The same is true of Sylvie Johnson’s colors. Whether given by the raw material or conferred by dyeing, they are revealed by the pertinence of their union with yarns whose nature has been precisely selected and worked upon: between weft and warp, the modes of twist are chosen for their capacity to absorb or diffract light and, in the weave, reveal the color according to the creative intention. But Sylvie Johnson’s colors also incorporate the memory and color dynamics of a company. This ability to transform the raw and integrate the perspectives of others creates the conditions for contemplation and radically new color sensations.
Sylvie Johnson’s pieces are thus powerful extracts from a fertile humus, sedimented and then one day metabolized to emerge and meet other memories, those of the people who wished these rugs to exist and those of the people who will live in their presence.
Handmade is a porous space where human intention can unfold and materials, fibers, and tools can express their truth. For Sylvie Johnson, it’s a question of perpetuating the original impulse towards beauty, of reviving it, of revitalizing the hope embodied by the universe in its multiple forms. Even, and above all, in everyday objects. Sylvie Johnson’s rugs, for example, are designed to inhabit a space and nurture a silent dialogue with its occupants. Their colors are also nurtured by chiaroscuro and the shifting light that ranges from morning to night, the subtle variations that can make a dark color brighter than the lightest shade. The light contained in colored matter expresses itself: transparency, opacity, shine, matteness, hollows, and reliefs all contribute to a harmony, in terms embodied by a complete form; advancing by subtracting, moving towards discretion, simplicity, essence, towards a poetry and beauty that provide energy and calm, as if it were self-evident.

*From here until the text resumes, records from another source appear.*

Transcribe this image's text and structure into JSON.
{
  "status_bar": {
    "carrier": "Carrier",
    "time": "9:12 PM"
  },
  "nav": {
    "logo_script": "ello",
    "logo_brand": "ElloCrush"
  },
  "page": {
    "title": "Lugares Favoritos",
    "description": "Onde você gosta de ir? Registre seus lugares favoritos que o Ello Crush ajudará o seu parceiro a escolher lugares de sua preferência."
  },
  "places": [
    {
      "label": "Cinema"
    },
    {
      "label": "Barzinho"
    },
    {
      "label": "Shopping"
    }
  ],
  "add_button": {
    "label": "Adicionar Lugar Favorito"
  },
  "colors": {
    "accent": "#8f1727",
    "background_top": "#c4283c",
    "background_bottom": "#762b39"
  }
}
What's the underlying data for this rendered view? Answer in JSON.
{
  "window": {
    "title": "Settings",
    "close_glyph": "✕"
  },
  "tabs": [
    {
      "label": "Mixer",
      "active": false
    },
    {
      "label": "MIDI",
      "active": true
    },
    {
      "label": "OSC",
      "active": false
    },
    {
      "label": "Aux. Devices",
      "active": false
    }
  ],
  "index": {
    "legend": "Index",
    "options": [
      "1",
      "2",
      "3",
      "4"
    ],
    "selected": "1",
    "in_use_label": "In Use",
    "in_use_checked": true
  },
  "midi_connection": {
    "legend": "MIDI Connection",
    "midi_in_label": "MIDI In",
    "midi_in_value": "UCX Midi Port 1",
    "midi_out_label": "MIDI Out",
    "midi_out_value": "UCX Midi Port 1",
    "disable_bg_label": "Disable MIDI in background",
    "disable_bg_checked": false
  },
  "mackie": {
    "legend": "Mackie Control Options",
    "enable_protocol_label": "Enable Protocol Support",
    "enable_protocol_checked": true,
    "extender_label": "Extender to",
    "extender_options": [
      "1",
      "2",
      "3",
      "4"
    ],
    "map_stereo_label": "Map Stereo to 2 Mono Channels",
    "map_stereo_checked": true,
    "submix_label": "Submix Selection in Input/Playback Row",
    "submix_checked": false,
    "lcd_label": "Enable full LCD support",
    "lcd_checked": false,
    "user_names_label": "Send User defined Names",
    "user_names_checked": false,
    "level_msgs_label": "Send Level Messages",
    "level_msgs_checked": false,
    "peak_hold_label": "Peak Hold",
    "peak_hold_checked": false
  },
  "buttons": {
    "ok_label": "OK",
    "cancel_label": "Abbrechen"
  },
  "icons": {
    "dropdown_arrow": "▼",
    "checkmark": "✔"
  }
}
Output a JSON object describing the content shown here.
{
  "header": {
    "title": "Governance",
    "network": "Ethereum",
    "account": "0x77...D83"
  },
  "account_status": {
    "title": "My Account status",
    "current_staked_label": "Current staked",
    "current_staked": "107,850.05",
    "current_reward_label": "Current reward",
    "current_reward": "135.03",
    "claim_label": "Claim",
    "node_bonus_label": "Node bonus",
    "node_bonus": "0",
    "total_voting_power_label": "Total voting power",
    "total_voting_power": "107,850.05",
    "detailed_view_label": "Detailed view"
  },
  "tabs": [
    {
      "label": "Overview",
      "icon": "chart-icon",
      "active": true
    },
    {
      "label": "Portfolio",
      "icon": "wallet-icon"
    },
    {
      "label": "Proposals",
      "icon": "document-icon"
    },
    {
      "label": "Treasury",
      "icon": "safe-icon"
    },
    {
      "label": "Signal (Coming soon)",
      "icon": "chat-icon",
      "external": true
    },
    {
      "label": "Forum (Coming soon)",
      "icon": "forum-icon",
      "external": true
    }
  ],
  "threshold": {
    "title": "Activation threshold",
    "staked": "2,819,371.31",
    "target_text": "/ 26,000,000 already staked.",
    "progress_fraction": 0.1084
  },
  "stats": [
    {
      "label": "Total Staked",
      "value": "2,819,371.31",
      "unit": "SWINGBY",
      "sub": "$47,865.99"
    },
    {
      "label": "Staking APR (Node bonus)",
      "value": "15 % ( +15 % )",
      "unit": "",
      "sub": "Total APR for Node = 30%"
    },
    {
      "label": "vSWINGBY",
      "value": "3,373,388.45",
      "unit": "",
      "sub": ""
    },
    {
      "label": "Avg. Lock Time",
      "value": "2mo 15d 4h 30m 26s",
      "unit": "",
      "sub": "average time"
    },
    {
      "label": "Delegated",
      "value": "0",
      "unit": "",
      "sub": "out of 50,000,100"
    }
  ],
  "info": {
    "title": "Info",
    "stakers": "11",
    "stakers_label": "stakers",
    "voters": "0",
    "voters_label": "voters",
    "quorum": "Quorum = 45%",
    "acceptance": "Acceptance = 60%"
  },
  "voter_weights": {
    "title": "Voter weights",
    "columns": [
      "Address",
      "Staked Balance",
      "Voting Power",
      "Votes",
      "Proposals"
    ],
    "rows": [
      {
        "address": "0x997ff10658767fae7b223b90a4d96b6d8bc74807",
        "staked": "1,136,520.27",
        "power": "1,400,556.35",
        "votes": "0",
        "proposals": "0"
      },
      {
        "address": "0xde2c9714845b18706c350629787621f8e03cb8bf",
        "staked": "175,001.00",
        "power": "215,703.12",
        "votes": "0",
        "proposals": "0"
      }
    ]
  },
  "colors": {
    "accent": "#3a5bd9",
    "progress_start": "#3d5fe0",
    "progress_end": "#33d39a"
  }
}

In the hands of artists, color becomes a conduit for millennia of memory, as well as for scholarly and sensitive memory, and for a singular creative impulse. This transmission remains an irreducible but active mystery. When color responds to the call of the living and perpetuates it, it continues the link with the past, and in turn becomes a link for the present and the future. It transmits the plenitude that beauty confers, and exudes a profoundly free joy.
The experience to which Sylvie Johnson invites us is part of these links from the depths of time. It is both an echo of ancient times and a concentration of spaces where what she calls “the sap of places” is elaborated. In other words, the colors born of the vegetation of singular regions, such as the marvelous garden she is developing in Menorca. The adventure is about to unfold.